Rob and Marcia’s presentation has now reached more than 100,000 West Midlands teenagers and now also involves Alison Cope, whose son Joshua Rivera was fatally stabbed in Selly Oak in 2013.
“I never would have known this life could exist… and the truth is that the life I have now is actually a better life. But it has taken a whole journey and mind-set change to get to this point.”
“Every person who has gone through a life-changing situation, perhaps because they’ve been seriously injured or have committed a serious crime and gone to prison for life for a very long time, will find themselves trapped. Trapped by their circumstances – and I tell you, it is the loneliest place in the world to be.”
“If you are trying to live with the knowledge that you will never walk again, never carry your children, never do the job you loved…Or if you are living with the knowledge that you have killed someone and will be in a cell for the next 20 or 30 years then you spend every minute going over what was, what could have been, what might have been, if only, if only, if only…”

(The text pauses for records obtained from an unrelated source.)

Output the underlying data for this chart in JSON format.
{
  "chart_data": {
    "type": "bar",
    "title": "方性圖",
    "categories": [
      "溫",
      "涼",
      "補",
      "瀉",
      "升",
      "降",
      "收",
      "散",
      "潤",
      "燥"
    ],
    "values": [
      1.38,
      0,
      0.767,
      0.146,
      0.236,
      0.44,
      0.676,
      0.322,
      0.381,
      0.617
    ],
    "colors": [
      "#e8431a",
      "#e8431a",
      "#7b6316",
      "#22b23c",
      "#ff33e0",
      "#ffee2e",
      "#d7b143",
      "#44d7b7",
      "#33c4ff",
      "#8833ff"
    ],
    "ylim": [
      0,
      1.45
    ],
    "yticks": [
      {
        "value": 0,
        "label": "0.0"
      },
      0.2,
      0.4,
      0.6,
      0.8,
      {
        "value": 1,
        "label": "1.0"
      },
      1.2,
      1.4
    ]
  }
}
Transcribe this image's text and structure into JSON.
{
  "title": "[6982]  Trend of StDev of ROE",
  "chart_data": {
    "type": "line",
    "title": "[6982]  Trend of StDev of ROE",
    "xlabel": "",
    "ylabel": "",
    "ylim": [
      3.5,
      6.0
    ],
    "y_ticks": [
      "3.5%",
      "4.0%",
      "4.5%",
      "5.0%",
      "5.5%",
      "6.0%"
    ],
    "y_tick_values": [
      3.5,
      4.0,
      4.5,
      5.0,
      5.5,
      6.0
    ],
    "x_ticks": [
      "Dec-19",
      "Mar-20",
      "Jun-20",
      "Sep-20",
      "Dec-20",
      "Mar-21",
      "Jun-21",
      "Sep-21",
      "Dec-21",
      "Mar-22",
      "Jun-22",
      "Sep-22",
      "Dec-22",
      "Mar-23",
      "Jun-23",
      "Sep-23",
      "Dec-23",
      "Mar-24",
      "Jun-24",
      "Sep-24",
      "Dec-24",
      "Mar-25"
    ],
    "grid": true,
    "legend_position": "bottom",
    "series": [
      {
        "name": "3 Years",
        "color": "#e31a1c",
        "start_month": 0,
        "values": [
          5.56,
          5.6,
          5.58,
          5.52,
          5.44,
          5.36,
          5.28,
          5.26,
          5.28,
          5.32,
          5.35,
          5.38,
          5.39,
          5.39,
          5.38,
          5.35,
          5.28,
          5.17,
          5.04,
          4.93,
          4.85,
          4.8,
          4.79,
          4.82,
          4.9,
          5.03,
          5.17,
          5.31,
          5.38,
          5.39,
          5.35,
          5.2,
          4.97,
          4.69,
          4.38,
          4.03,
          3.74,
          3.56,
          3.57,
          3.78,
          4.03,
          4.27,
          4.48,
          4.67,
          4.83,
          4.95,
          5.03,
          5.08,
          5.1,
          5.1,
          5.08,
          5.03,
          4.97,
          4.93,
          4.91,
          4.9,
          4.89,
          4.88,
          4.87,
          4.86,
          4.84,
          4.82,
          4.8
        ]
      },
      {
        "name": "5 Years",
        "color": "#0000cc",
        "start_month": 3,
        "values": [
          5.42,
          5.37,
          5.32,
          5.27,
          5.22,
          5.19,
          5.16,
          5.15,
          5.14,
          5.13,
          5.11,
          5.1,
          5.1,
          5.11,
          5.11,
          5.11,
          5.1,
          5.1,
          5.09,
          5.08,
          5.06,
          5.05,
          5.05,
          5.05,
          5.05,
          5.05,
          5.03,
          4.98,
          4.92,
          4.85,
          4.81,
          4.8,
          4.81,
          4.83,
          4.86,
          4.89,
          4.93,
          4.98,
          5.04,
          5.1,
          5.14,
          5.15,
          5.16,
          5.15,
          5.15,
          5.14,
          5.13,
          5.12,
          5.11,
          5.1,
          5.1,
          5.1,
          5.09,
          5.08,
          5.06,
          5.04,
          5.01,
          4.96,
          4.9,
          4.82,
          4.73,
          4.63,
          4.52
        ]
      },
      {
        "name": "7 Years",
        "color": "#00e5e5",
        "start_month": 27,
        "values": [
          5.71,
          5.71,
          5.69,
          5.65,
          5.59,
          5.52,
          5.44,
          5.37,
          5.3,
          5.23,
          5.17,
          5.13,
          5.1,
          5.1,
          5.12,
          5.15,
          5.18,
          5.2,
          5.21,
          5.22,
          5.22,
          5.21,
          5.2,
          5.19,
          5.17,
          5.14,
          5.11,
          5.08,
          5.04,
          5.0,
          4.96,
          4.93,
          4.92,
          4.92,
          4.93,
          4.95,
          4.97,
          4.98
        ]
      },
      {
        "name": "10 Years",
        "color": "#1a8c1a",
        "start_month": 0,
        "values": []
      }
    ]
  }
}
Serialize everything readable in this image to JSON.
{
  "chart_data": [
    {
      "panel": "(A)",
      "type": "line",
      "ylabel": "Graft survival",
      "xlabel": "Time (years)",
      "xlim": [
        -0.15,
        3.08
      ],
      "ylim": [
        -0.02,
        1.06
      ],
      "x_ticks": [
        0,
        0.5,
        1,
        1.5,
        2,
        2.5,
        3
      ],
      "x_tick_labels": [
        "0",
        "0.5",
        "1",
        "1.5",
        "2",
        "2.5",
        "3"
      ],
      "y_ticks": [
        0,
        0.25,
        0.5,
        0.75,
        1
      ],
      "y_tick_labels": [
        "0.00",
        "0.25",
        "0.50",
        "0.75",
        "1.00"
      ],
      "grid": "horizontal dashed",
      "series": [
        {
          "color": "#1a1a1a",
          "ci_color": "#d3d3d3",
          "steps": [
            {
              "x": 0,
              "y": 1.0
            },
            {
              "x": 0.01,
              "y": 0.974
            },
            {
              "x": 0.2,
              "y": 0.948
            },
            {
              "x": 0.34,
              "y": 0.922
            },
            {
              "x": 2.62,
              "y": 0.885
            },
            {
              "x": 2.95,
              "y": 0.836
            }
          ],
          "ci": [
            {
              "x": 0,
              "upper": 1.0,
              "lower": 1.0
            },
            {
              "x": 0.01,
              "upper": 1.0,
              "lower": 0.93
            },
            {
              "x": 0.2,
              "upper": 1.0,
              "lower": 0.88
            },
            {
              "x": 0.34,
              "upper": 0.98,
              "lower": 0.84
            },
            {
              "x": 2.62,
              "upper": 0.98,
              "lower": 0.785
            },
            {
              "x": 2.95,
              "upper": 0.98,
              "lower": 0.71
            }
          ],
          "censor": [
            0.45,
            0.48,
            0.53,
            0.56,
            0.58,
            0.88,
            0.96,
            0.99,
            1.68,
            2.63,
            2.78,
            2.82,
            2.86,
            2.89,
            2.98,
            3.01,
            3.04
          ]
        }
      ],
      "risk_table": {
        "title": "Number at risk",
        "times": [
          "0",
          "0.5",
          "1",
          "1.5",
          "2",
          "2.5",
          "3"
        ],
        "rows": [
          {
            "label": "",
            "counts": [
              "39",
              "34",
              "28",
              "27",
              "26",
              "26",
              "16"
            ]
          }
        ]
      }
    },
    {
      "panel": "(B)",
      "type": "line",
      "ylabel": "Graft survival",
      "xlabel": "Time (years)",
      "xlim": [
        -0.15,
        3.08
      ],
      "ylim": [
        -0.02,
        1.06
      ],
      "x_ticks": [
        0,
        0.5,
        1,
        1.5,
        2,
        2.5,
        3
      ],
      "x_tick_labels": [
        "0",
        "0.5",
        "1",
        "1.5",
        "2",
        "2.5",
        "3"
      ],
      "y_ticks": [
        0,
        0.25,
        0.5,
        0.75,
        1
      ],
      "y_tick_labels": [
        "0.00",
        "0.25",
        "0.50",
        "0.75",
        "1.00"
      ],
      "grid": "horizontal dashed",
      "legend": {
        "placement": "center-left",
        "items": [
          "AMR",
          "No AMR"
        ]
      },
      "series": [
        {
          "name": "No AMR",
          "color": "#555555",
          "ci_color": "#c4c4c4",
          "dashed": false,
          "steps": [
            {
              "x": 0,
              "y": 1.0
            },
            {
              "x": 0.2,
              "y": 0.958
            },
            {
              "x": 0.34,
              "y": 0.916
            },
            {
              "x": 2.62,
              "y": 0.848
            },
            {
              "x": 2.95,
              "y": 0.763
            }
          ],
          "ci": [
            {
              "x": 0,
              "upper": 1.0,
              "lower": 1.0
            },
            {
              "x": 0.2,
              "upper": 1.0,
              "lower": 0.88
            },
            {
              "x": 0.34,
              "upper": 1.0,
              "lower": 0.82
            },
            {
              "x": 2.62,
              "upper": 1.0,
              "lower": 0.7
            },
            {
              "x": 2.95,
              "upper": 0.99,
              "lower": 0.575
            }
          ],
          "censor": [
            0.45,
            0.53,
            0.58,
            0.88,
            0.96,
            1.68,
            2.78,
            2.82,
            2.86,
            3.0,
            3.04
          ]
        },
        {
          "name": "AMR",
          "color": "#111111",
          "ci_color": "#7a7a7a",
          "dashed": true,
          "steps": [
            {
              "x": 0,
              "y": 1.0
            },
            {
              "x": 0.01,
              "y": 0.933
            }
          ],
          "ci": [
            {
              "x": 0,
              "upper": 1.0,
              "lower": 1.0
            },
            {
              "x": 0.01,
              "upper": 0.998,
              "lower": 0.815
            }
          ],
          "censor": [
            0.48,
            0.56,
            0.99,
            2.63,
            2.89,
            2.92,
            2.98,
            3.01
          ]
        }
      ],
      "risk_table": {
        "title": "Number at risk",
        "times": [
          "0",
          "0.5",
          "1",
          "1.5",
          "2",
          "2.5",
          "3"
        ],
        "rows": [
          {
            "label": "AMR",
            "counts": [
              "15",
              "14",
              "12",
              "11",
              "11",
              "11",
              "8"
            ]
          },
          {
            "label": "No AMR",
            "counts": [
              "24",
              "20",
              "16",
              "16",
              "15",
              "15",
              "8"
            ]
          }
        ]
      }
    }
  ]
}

On Saturday 10 June 2016, it was announced that Rob has been recognised in the Queen’s 90th Birthday Honours List and has been awarded an MBE. Rob’s family and especially his children are immensely proud to see him the recognition he so rightly deserves. He is now waiting to receive the awarded in person at one of the palaces over the summer.
“It is an honour to receive the MBE, and I feel privileged to be in a position where I can help make a difference. I am passionate about giving the best I can to the communities of the West Midlands and get great satisfaction from hopefully having a positive impact on young people’s lives.”
“I speak of the choices we make and the values we choose to live by. I have always believed the values by which I have policed and lived by were firmly founded at Truro School.”